Das Bundesgericht bestätigt ein Urteil des Kantonsgerichts Wallis, das einen Anwendungsfall des Rechtsmissbrauchsverbots bejaht hatte: Gemäss dem Arbeitsvertrag eines nach Einzelleistung bezahlten Chefarzt war das Gehalt für Ferien im Lohn inbegriffen. Einige Jahre später wurde gerichtlich festgestellt, dass weder der Vertrag noch die einzelnen Abrechnungen Angaben zum Ferienlohnanteil enthielten. Dies ist grundsätzlich (aber nicht ausnahmslos, s. sogl. unten) aber erforderlich, wenn der Ferienlohn mit dem gewöhnlichen Lohn ausbezahlt werde. Die betreffende Klausel wurde als nichtig erachtet.
Die Berufung auf diese Nichtigkeit wurde indessen — zu Recht, wie das BGer festhielt — als rechtsmissbräuchlich, weil verzögert, erachtet. Entscheidend war dabei die Erwägung, dass der Chefarzt dieser Regelung bewusst zugestimmt und die Beschwerdegegner erst nachträglich auf deren Unzulässigkeit hingewiesen hatte, so dass sie ihre Interessen nicht wahren konnte. Da der Chefarzt Mitglied der “commission des intérêts des hospitaliers” war, wurde ihm das Wissen um die Ungültigkeit der fraglichen Klausel angerechnet bzw. unterstellt (was als Tatfrage für das BGer verbindlich war):
“Konnte die Vorinstanz ohne Willkür davon ausgehen, der Beschwerdeführer habe mit der Geltendmachung der Nichtigkeit der Vereinbarung derart lange zugewartet, dass der anderen Partei dadurch verunmöglicht wurde, ihre eigenen Interessen zu wahren, durfte sie gestützt darauf ohne Bundesrechtsverletzung Rechtsmissbrauch bejahen.”

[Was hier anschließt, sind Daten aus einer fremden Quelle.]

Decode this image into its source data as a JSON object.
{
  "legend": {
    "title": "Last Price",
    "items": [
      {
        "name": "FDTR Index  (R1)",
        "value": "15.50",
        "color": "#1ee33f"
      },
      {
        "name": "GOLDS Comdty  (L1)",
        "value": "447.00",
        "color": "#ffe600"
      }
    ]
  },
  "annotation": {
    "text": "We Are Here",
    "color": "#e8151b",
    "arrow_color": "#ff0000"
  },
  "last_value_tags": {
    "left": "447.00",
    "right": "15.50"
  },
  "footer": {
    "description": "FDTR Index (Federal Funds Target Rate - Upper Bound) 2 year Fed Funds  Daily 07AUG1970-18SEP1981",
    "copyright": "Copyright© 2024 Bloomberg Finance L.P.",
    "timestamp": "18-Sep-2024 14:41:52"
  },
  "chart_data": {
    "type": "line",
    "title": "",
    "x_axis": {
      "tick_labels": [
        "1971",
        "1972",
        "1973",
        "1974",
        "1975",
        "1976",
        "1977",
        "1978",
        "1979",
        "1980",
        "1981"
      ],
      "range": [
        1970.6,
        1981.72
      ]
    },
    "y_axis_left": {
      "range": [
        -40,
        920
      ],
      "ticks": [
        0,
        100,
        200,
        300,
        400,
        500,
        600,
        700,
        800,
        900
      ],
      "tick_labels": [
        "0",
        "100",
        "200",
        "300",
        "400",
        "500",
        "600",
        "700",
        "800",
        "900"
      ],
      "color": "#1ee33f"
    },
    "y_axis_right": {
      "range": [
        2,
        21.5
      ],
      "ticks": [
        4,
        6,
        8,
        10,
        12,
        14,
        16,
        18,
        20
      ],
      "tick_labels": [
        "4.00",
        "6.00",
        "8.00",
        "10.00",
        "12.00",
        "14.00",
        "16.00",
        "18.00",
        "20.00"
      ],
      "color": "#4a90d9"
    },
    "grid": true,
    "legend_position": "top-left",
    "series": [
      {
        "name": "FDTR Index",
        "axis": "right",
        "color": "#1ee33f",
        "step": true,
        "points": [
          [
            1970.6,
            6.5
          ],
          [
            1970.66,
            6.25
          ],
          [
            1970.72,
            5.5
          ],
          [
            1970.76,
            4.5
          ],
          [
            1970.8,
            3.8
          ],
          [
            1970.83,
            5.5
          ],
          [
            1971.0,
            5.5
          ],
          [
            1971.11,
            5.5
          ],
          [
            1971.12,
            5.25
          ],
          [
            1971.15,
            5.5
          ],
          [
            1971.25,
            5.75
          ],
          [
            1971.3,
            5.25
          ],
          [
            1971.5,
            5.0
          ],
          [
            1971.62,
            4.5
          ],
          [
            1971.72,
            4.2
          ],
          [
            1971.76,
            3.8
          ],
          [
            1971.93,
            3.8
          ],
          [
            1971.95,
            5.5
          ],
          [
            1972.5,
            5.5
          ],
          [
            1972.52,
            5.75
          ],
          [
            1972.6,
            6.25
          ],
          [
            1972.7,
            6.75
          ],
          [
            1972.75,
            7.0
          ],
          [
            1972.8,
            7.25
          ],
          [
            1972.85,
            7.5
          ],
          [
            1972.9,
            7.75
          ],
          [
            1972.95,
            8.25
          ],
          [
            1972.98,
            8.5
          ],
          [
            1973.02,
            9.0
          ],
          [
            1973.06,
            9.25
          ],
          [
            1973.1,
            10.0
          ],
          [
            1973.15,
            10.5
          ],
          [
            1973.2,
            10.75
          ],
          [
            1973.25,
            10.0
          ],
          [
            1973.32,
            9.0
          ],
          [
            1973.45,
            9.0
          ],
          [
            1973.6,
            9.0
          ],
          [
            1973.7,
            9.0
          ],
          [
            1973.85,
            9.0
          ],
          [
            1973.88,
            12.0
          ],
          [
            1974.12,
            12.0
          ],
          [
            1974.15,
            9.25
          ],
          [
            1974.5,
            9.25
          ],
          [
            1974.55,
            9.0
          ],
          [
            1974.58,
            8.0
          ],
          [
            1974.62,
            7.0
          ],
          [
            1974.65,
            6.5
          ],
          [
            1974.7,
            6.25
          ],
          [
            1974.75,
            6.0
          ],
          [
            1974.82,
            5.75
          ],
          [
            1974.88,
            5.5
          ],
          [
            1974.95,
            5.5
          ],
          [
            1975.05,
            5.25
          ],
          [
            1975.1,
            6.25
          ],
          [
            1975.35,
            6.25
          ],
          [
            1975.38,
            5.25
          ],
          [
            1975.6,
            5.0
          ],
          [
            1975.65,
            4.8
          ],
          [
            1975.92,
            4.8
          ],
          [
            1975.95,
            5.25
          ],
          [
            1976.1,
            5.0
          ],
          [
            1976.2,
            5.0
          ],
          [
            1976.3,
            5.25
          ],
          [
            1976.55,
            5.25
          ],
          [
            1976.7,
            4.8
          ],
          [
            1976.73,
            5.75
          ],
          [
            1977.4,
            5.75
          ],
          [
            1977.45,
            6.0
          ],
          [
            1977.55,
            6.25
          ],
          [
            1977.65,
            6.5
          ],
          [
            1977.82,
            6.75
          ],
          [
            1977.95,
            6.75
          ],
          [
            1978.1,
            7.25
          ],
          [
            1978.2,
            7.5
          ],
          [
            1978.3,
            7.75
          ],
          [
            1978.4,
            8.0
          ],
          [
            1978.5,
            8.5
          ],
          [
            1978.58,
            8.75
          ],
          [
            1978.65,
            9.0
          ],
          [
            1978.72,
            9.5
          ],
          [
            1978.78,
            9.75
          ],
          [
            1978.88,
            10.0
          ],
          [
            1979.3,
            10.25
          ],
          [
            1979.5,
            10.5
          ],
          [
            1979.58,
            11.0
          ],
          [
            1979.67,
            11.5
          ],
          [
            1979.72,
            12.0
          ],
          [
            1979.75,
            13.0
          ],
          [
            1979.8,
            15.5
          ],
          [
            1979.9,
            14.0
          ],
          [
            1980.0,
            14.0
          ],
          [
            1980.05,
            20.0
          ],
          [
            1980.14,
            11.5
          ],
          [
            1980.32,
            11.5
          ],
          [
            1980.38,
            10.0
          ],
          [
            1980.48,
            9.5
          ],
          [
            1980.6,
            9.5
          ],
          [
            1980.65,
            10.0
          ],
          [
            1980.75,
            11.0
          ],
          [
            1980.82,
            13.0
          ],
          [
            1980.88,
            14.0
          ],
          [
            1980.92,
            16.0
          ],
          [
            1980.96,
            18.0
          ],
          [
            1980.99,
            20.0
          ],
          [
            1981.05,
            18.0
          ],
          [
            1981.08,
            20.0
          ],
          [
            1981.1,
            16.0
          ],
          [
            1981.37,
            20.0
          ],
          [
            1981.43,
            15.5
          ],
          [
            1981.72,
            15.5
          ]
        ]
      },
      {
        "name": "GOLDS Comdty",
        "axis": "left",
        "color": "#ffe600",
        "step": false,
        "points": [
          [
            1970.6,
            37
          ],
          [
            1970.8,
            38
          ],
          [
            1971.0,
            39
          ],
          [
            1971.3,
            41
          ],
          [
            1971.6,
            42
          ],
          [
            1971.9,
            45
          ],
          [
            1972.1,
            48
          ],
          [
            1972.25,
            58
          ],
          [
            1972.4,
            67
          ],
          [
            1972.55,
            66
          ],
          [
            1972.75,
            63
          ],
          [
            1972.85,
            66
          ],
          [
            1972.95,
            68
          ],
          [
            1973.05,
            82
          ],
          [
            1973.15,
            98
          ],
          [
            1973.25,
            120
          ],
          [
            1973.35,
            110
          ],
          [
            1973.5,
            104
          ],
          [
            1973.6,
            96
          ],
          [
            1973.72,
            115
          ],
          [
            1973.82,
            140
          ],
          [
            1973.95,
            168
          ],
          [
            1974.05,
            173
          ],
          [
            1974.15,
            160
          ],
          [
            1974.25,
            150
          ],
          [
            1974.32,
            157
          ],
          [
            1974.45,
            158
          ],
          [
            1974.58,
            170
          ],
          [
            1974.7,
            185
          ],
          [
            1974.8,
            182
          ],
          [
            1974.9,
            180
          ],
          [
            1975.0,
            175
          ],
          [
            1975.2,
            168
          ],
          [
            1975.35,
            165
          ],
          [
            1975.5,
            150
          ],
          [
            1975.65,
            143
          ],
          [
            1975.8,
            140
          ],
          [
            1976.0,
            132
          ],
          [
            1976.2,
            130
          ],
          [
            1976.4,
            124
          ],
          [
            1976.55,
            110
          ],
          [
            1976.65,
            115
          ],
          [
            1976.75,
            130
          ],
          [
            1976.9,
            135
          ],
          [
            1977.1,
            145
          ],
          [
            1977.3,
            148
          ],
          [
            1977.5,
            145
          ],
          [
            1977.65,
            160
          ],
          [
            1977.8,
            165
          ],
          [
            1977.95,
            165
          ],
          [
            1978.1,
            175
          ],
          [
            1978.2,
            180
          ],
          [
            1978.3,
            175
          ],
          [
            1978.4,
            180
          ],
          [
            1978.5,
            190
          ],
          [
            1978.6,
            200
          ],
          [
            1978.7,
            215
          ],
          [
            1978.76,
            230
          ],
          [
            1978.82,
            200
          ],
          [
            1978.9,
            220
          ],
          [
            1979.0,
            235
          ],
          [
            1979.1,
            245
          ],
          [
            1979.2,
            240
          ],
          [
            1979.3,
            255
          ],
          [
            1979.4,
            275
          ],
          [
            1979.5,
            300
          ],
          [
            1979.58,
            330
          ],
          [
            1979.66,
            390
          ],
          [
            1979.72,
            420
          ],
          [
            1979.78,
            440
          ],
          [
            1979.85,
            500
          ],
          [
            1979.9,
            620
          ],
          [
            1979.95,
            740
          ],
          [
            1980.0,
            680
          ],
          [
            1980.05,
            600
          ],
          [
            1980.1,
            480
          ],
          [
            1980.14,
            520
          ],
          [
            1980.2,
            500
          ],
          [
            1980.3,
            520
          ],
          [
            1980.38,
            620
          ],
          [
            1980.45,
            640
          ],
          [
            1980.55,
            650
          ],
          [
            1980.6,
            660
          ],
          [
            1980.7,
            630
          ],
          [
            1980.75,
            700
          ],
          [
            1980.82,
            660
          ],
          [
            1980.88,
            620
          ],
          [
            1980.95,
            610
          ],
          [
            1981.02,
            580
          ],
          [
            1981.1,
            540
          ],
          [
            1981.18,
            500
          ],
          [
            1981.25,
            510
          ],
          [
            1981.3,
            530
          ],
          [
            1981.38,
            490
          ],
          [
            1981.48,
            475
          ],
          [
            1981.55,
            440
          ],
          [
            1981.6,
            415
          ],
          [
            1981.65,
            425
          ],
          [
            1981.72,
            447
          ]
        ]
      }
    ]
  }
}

Entscheidend war das Wissen des Chefarztes allerdings nicht, denn die Rechtsausübung war aus Sicht des BGer nicht nur verzögert, sondern auch noch zweckwidrig:
“Art. 329d OR sichert dem Arbeitnehmer die nötige Erholung frei von finanziellen Sorgen. Diesem Zweck könnte eine Abrede über den Ferienlohn, wie sie die Parteien getroffen haben, unter Umständen zuwiderlaufen. Dass dies jedoch beim Beschwerdeführer nicht der Fall war, ergibt sich aus seinen eigenen Vorbringen. Die von der angerufenen Norm zu schützenden Interessen wurden gewahrt.”
Das Urteil ist insofern interessant, als das Bundesgericht im Sinne einer Eventualbegründung die Zweckwidrigkeit der (wohl verzögerten) Rechtsausübung anerkannt hat. Beide Begründungen des Rechtsmissbrauchs dürften häufig zusammenfallen. Scheitert der Nachweis des Wissens, das eine Voraussetzung einer vorwerfbaren Verzögerung ist, kann allenfalls die Berufung auf die Zweckwidrigkeit (die ein Wissen erst bei Geltendmachung des Rechtsmissbrauchs voraussetzt) helfen.